Die dritte Variante ist dabei die am schwierigsten nachvollziehbare. Der beratende aber auch der verteidigende Rechtsanwalt dürfte es regelmäßig schwer haben, seinem Mandanten diese Fallkonstellation klarzumachen.

Worum geht es?

Die seit dem 01.04.2014 wirksame Änderung des Punktesystems sollte zu einer Vereinfachung der Eintragung- und Löschungsvoraussetzungen und damit zu einer größeren Transparenz für den Betroffenen führen. Dies ist nur in Teilen gelungen. Vor der Reform bestand die größte Schwierigkeit meist darin, die voraussichtliche Tilgung der Einträge korrekt zu ermitteln. Die Begehung von Folgetaten während der Tilgungs- oder der Überliegefrist hatte in vielen Fällen zur Folge, dass sie die Tilgungsfrist der Ersttat und damit der dafür angefallenen Punkte verlängerte und zwar je nach Schwere der Tat auf bis zu zehn Jahre Höchstfrist. Die rechtskräftige Verurteilung für eine oder mehrere Taten beeinflusste also die Länge der Tilgungsfrist für zuvor begangene und eingetragene Taten. Dabei lebten bereits getilgte Einträge wieder auf, wenn innerhalb der Überliegefrist von einem Jahr neue einschlägige Taten rechtskräftig und eingetragen wurden. Die Überliegefrist diente also dazu, bereits getilgte Einträge ein Jahr lang bis zur endgültigen Löschung im Schwebezustand zu halten und nötigenfalls die Tilgung rückgängig zu machen.

Dies ist so nicht mehr möglich. Nach der aktuellen Regelung laufen die Fristen für die Tilgung je nach Schwere der Tat innerhalb von 2,5 bis 10 Jahren ab. Diese Fristen sind jetzt starr werden nicht verlängert. Der Tilgungsfrist schließt sich aber dennoch eine einjährige Überliegefrist an, nach deren Ablauf der Eintrag erst endgültig aus dem Fahreignungsregister gelöscht wird. Innerhalb dieser Überliegefrist darf die Ordnungsbehörde und darf auch das Strafgericht die Eintragung bei der Entscheidung über das Strafmaß für in der Überliegefrist begangene Taten nicht berücksichtigen.

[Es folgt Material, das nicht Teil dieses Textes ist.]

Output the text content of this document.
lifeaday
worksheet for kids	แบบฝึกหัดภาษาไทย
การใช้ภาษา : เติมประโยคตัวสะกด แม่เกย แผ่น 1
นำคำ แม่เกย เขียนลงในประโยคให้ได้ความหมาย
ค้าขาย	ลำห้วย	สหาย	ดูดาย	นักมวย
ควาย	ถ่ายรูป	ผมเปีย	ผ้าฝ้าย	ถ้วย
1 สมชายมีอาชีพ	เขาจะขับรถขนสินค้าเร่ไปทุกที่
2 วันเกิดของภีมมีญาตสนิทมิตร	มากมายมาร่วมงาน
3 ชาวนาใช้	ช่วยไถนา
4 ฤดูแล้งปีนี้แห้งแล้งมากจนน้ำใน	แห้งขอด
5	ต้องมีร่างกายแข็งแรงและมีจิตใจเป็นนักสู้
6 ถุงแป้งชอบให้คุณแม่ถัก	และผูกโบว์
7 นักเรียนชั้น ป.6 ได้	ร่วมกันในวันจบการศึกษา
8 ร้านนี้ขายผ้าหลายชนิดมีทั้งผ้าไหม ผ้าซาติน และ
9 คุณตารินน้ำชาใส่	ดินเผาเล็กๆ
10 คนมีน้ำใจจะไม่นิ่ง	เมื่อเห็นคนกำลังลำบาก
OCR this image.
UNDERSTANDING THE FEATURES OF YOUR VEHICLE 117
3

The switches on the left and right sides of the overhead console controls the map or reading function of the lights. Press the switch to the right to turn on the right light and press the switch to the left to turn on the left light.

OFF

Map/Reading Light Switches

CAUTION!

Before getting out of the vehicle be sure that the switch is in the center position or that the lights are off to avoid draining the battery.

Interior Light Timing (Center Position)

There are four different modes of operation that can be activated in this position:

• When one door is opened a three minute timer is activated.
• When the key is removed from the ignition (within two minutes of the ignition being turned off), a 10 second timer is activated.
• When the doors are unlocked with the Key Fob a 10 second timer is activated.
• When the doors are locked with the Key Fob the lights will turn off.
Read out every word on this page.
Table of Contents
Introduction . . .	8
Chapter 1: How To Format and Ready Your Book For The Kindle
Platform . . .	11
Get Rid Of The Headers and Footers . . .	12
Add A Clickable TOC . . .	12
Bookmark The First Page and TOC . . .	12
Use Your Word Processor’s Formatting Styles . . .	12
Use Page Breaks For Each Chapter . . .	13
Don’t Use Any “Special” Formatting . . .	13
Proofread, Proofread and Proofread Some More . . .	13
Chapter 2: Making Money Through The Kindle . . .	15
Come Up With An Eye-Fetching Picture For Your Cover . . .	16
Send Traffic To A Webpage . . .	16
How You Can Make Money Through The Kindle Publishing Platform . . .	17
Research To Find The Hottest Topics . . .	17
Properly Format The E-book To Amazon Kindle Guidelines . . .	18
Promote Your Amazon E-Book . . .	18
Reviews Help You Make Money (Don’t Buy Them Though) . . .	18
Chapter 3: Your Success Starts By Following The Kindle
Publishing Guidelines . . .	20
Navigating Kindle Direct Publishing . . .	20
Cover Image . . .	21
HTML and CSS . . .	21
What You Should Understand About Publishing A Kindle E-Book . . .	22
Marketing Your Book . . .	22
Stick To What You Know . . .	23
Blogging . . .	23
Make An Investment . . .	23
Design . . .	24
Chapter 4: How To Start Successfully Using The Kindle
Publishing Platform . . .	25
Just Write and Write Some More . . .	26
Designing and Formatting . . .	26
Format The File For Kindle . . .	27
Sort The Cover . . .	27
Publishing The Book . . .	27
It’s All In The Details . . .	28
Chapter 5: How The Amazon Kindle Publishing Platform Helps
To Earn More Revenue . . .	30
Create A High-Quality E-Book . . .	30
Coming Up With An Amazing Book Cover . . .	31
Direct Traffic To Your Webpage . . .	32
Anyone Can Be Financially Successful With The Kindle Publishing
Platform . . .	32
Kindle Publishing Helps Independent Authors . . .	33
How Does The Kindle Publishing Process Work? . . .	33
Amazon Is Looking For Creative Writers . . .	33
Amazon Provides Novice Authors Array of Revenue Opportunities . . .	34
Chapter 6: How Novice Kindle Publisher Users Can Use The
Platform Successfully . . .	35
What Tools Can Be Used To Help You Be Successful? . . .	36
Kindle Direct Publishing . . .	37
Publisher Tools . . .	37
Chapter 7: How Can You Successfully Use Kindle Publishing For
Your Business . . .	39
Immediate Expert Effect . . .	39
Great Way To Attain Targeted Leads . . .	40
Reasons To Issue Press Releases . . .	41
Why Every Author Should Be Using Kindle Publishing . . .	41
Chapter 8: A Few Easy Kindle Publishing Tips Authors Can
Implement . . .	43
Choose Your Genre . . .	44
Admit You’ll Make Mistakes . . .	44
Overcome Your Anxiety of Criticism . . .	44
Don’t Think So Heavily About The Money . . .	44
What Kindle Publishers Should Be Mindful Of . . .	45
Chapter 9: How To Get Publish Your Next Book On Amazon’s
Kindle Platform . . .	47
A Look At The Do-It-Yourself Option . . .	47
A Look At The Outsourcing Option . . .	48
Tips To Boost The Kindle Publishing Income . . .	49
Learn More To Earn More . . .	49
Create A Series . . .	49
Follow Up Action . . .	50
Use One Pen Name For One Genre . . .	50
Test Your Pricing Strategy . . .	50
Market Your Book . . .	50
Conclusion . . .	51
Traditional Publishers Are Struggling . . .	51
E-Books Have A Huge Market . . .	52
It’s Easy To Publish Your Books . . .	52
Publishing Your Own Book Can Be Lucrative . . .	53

Überliegefrist dient nunmehr einzig und allein der Einhaltung des Tattagprinzips. Für die Beurteilung, wie viele Punkte für einen Betroffenen im Fahreignungsregister eingetragen sind, ist der Tag der Tat entscheidend. Die Punkte gelten bei Vorliegen einer rechtskräftigen Entscheidung über die Tat als bereits am Tag der Tat erworben. Das bedeutet, es spielt keine Rolle, ob zwischen der Tat und beispielsweise der rechtskräftigen Verurteilung Punkte gelöscht wurden. Die wegen der neuen Verurteilung einzutragenden Punkte werden dem Punktestand am Tattag hinzugerechnet. Kommt der Betroffene bei einer solchen Berechnung auf acht Punkte oder mehr, ist die Fahrerlaubnis zu entziehen, unabhängig davon, ob im Zeitpunkt der Verurteilung vielleicht insgesamt weniger Punkte zusammenkommen. Dies gilt ausdrücklich nur und ausschließlich für solche Taten, die vor der Tilgung der anderen für die Punkteberechnung relevanten Taten begangen wurden.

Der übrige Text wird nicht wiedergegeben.